I was thinking the other day that I hadn’t really explained in my earlier blogs what the Institute for Health Improvement (IHI) is; what it does and more to the point what I’m doing here. The IHI is an independent, not-for-profit organisation helping to lead the improvement of health care throughout the world. Founded in 1991 by Dr. Don Berwick, the IHI is based in Cambridge (Boston) Massachusetts, it works to accelerate improvement by building the will for change, cultivating promising concepts for improving patient care, and helping health care systems put those ideas into action. The Strategic aims of the organisation are:
- To optimise healthcare delivery systems – Encourage, empower and enable health care delivery systems to provide truly value based care that ensures the best health outcomes at the lowest cost
- Drive the triple aim for populations – Strive to achieve the Triple Aim, simultaneously improving the health of the population, enhancing the experience and outcomes of the patient and reducing per capita cost of care for the benefit of communities
- Realise person and family centred care – Usher in a new era of partnerships between clinicians and individuals where the values, needs and preferences of the individual are honoured. The best evidence is applied, and the shared goal is optimal functional health
- Build improvement capability – Build improvement capability into every organisation, health care executive, and professional, while driving innovation to dramatically improve performance at all levels of the healthcare system
It aims to do all this through the science of improvement. I remember when I first heard about the IHI. It was back in 1994/5 when I was working in Harrow, we signed up to become a part of a primary care collaborative. We were trained in ‘improvement methodology’ and learned to make small changes in systems which would lead to a measurable improvement in patient experience. As part of that we experimented with the Plan Do Study Act cycle (PDSA). The NHSI link below will give you more information on this methodology which originated in the car manufacturing industry.

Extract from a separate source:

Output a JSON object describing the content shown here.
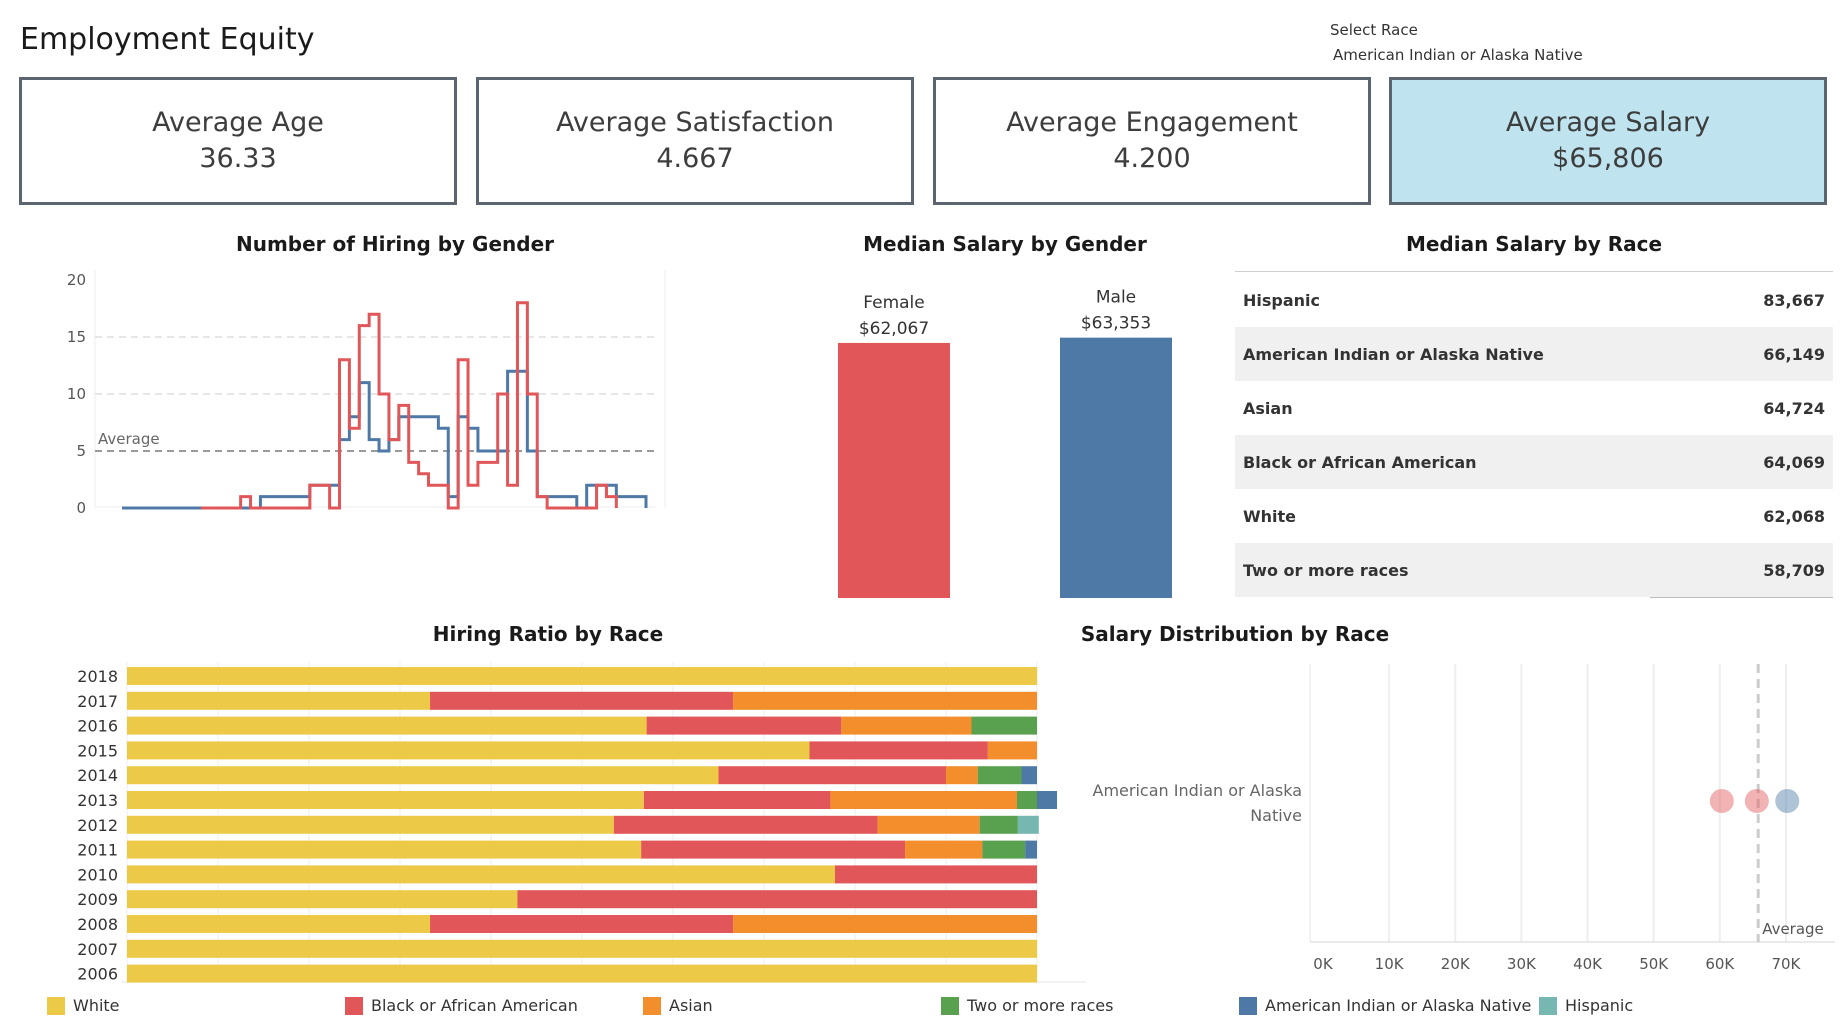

I recall we made small changes to the way patients received information on their blood and other results, instead of having to make an appointment to come in and see the doctor, if the test was normal the nurse would ring the patient, thus reducing waiting lists for small things like blood results. Another change we made was to the appointment booking system. Instead of patients booking appointments weeks ahead, there was a first come first served process, no appointments were made in advance unless they were essential. These small changes did make a difference to patient care and patient satisfaction; I was so taken with this new exciting methodology that I became a member of the National Primary Care Development team led by Sir John Oldham. At the time I knew very little about the IHI or Don Berwick. For a small organisation employing 120 staff, the IHI’s reach and influence is enormous. It does this by nurturing and maintaining partnerships with hundreds of faculty members offering comprehensive programs that aim to improve the lives of patients as well as running an international and national forum to which thousands of healthcare professions attend every year.
I was invited to the IHI by its CEO, Maureen Bisognano, after I spoke at the IHI board at their international forum in Paris earlier this year. IHI realise the importance of a diverse and fully inclusive workforce to be able to deliver high quality care for all members of the population and asked me to support their diversity and inclusion council in being able to deliver on some of their diversity objectives.